In this way, the Iranian government distributes huge and unsustainable development projects to revolutionary affiliated companies which implement such projects whilst negatively impacting the environment. The Revolutionary Guards receive money to conduct development projects without any legal responsibility binding them to the protection of the environment. When an environmental crisis eventually sparks, the Iranian government claims that the reasons relate to mismanagement and “unintentional mistakes” and asks for international funding and help from foreign experts. Sadly, even when receiving help from European nations, funds and consultants are mostly directed towards central regions, rather than minority and border regions. However, minority regions are the first impacted and main victims of environmental disasters, yet European experts are only allowed to visit major and centrally located cities such as Esfahan and Tehran, and are often not permitted to visit minority regions like Balochistan, Al-Ahwaz or Kurdistan, with the occasional exception of lake Urmia in Southern Azerbaijan.

Unfortunately, helping some parts of Iran and neglecting others will only increase the gap between minorities and the dominant Persian influence in Iran. This imbalance in sustainable development, and structural marginalisation impairs national harmony and paves the way for deeper mistrust between ethnicities.

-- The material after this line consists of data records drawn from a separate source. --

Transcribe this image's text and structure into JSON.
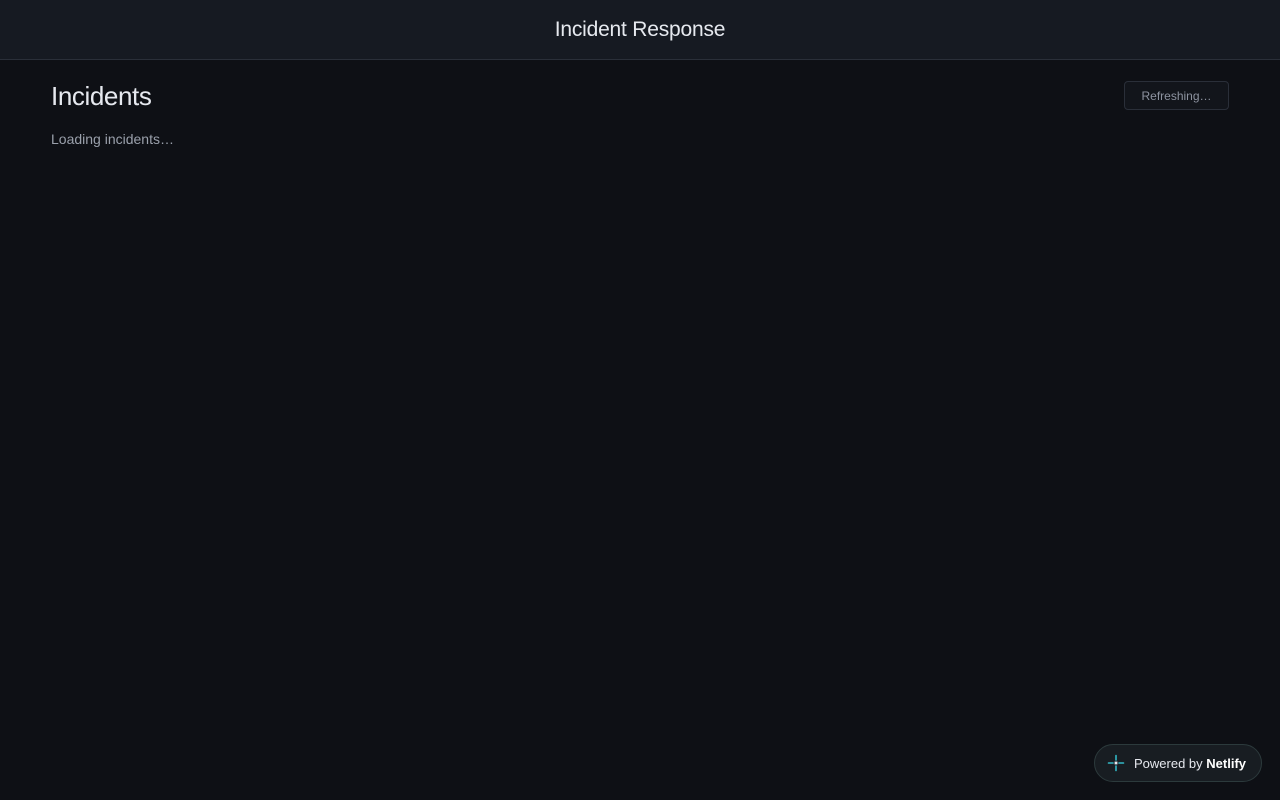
{
  "header": {
    "title": "Incident Response"
  },
  "main": {
    "title": "Incidents",
    "refresh_label": "Refreshing…",
    "loading_text": "Loading incidents…"
  },
  "badge": {
    "prefix": "Powered by",
    "brand": "Netlify",
    "icon": "netlify-icon"
  },
  "colors": {
    "background": "#0e1015",
    "header_background": "#161a22",
    "text_primary": "#e6e9ef",
    "text_muted": "#9aa0ab",
    "netlify_accent": "#32b8c6"
  }
}
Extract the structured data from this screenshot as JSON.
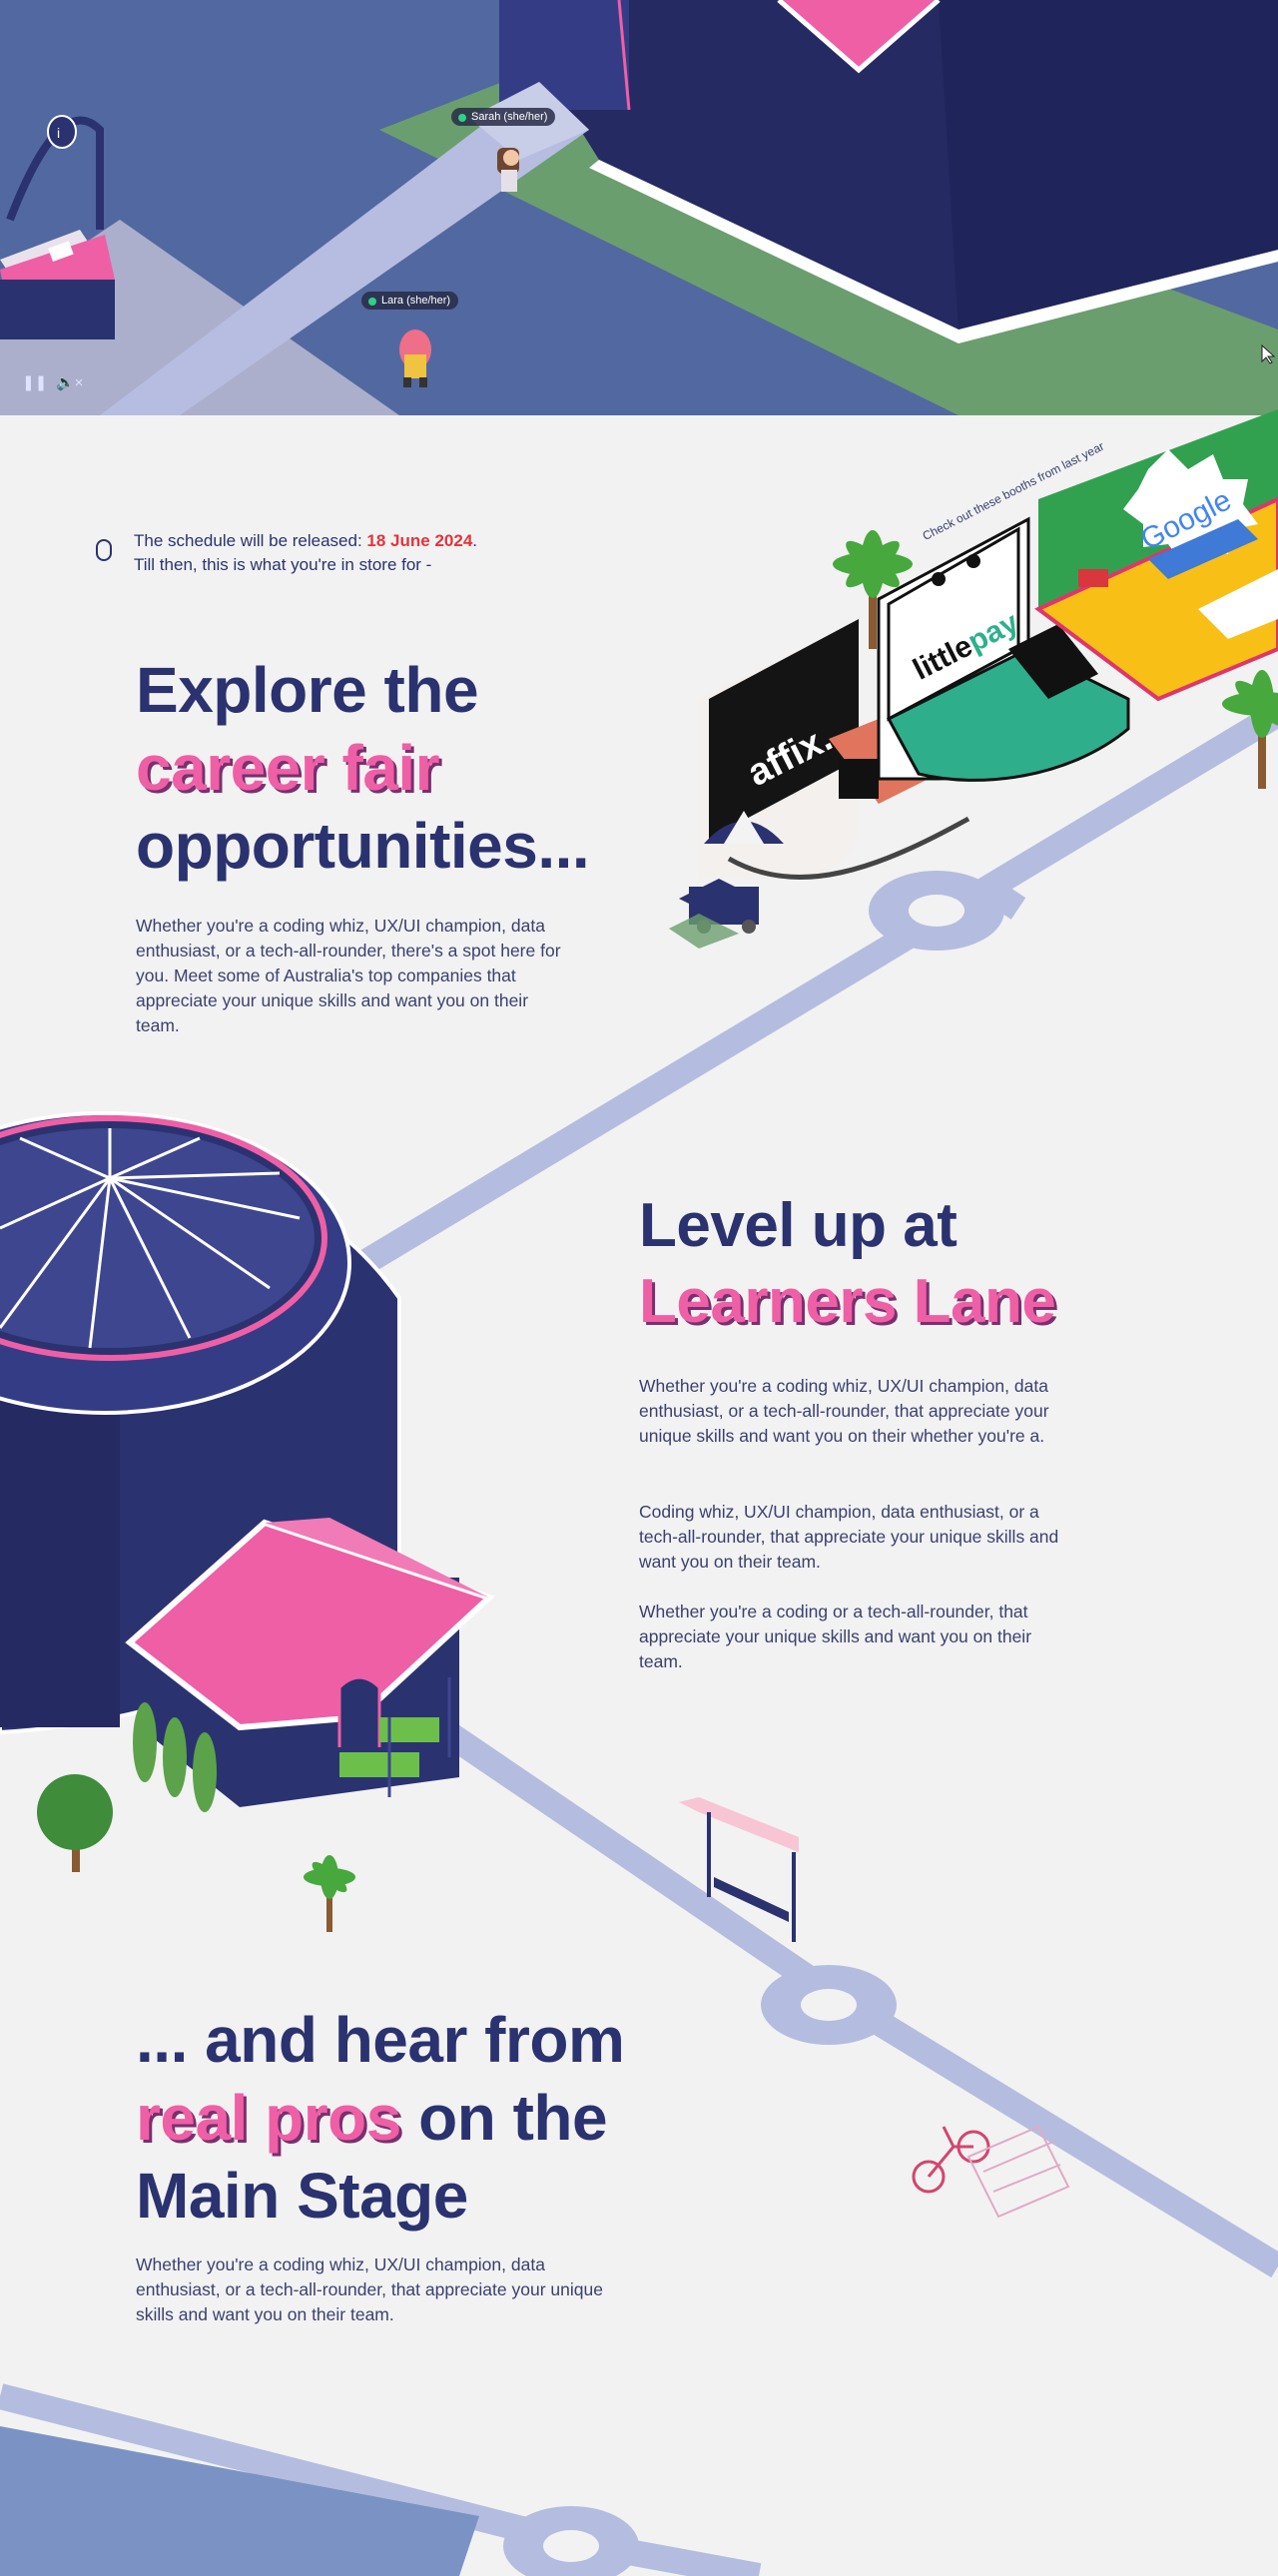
{
  "game": {
    "player_tags": [
      {
        "name": "Sarah (she/her)"
      },
      {
        "name": "Lara (she/her)"
      }
    ],
    "controls": {
      "pause_icon": "pause-icon",
      "mute_icon": "mute-icon"
    }
  },
  "schedule": {
    "line1_prefix": "The schedule will be released: ",
    "date": "18 June 2024",
    "line1_suffix": ".",
    "line2": "Till then, this is what you're in store for -"
  },
  "booths_label": "Check out these booths from last year",
  "sections": {
    "career": {
      "line1": "Explore the",
      "highlight": "career fair",
      "line3": "opportunities...",
      "body": "Whether you're a coding whiz, UX/UI champion, data enthusiast, or a tech-all-rounder, there's a spot here for you. Meet some of Australia's top companies that appreciate your unique skills and want you on their team."
    },
    "learners": {
      "line1": "Level up at",
      "highlight": "Learners Lane",
      "body1": "Whether you're a coding whiz, UX/UI champion, data enthusiast, or a tech-all-rounder,  that appreciate your unique skills and want you on their whether you're a.",
      "body2": "Coding whiz, UX/UI champion, data enthusiast, or a tech-all-rounder,  that appreciate your unique skills and want you on their team.",
      "body3": "Whether you're a coding or a tech-all-rounder, that appreciate your unique skills and want you on their team."
    },
    "stage": {
      "line1": "... and hear from",
      "highlight": "real pros",
      "line2_rest": " on the",
      "line3": "Main Stage",
      "body": "Whether you're a coding whiz, UX/UI champion, data enthusiast, or a tech-all-rounder,  that appreciate your unique skills and want you on their team."
    }
  },
  "brands": {
    "affix": "affix.",
    "littlepay_a": "little",
    "littlepay_b": "pay",
    "google": "Google"
  },
  "colors": {
    "navy": "#2b3270",
    "pink": "#ee5fa6",
    "road": "#b4bde0",
    "grass": "#6b9e6e",
    "date_red": "#e0353c",
    "bg": "#f2f2f2"
  }
}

Persian speakers already have the privilege to study in their mother tongue and have  higher chances in employment, contrary to minorities. Furthermore, development projects that systematically benefit mostly if not only the central regions of Iran, use natural resources such as gas, oil, water and in some case fertile soil extracted from minority regions.

If European countries provide the Iranian government with their expertise on such development projects, on one hand they assist the functioning of the Iranian regime and on the other, they increase the social and economic gaps in Iran creating more division. This form of discriminatory foreign aid does not truly help the Iranian people, but delays democratization, good governance, and national unity.